Entwicklung des Auftragseingangs im Bauhauptgewerbe im Mai 2021
Der reale, also preisbereinigte, Auftragseingang im deutschen Bauhauptgewerbe verzeichnete im Mai 2021 einen Rückgang. Nach kalender- und saisonbereinigten Daten des Statistischen Bundesamtes (Destatis) lag dieser Wert 1,3 Prozent unter dem Niveau des Vormonats April 2021.
Im Vergleich zum Mai des Vorjahres 2020 zeigte sich jedoch ein deutliches Wachstum. Der reale und kalenderbereinigte Auftragseingang stieg im Mai 2021 um 8,4 Prozent. Über die ersten fünf Monate des Jahres 2021 hinweg erhöhten sich die realen Auftragseingänge gegenüber dem entsprechenden Vorjahreszeitraum um 2,7 Prozent.

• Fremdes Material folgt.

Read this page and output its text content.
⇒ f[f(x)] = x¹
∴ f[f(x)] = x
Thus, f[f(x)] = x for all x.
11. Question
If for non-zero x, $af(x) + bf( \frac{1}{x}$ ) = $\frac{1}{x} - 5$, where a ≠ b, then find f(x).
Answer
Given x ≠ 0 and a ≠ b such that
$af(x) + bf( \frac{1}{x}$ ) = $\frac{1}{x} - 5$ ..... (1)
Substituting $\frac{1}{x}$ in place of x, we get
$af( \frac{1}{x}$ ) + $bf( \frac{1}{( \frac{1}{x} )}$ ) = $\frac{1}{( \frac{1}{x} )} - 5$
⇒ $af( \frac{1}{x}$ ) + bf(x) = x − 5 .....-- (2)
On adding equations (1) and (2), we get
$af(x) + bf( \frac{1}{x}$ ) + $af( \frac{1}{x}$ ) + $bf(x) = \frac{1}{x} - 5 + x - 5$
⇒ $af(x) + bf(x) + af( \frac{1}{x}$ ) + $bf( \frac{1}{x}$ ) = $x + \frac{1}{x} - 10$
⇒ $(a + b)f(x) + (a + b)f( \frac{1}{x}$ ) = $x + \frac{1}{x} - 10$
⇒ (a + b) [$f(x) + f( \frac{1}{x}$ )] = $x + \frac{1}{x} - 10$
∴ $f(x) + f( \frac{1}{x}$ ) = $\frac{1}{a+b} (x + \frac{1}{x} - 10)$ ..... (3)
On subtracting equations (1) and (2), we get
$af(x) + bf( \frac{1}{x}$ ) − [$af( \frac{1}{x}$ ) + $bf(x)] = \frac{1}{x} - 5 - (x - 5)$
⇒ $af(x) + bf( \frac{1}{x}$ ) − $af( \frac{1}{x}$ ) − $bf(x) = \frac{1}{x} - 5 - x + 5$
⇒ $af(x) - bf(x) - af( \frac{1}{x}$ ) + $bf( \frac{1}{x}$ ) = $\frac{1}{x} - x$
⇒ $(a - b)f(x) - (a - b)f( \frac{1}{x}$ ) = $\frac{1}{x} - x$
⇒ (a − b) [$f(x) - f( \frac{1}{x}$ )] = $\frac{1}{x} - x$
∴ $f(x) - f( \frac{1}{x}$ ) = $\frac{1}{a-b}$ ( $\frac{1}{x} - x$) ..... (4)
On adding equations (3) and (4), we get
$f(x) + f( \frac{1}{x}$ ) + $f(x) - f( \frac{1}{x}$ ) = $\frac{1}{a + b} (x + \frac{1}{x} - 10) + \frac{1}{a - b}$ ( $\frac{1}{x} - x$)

Nominal, also ohne Berücksichtigung der Preisentwicklung, belief sich der Auftragseingang im Bauhauptgewerbe im Mai 2021 auf rund 7,7 Milliarden Euro. Dieser Wert stellt den höchsten jemals in einem Mai in Deutschland gemessenen Auftragseingang dar. Im Vergleich zum Mai 2020 entsprach dies einem nominalen Anstieg von 14,6 Prozent, der maßgeblich durch stark gestiegene Baupreise beeinflusst wurde. Für die ersten fünf Monate des Jahres 2021 ergab sich ein nominales Wachstum der Auftragseingänge von 5,8 Prozent im Vergleich zum Vorjahreszeitraum.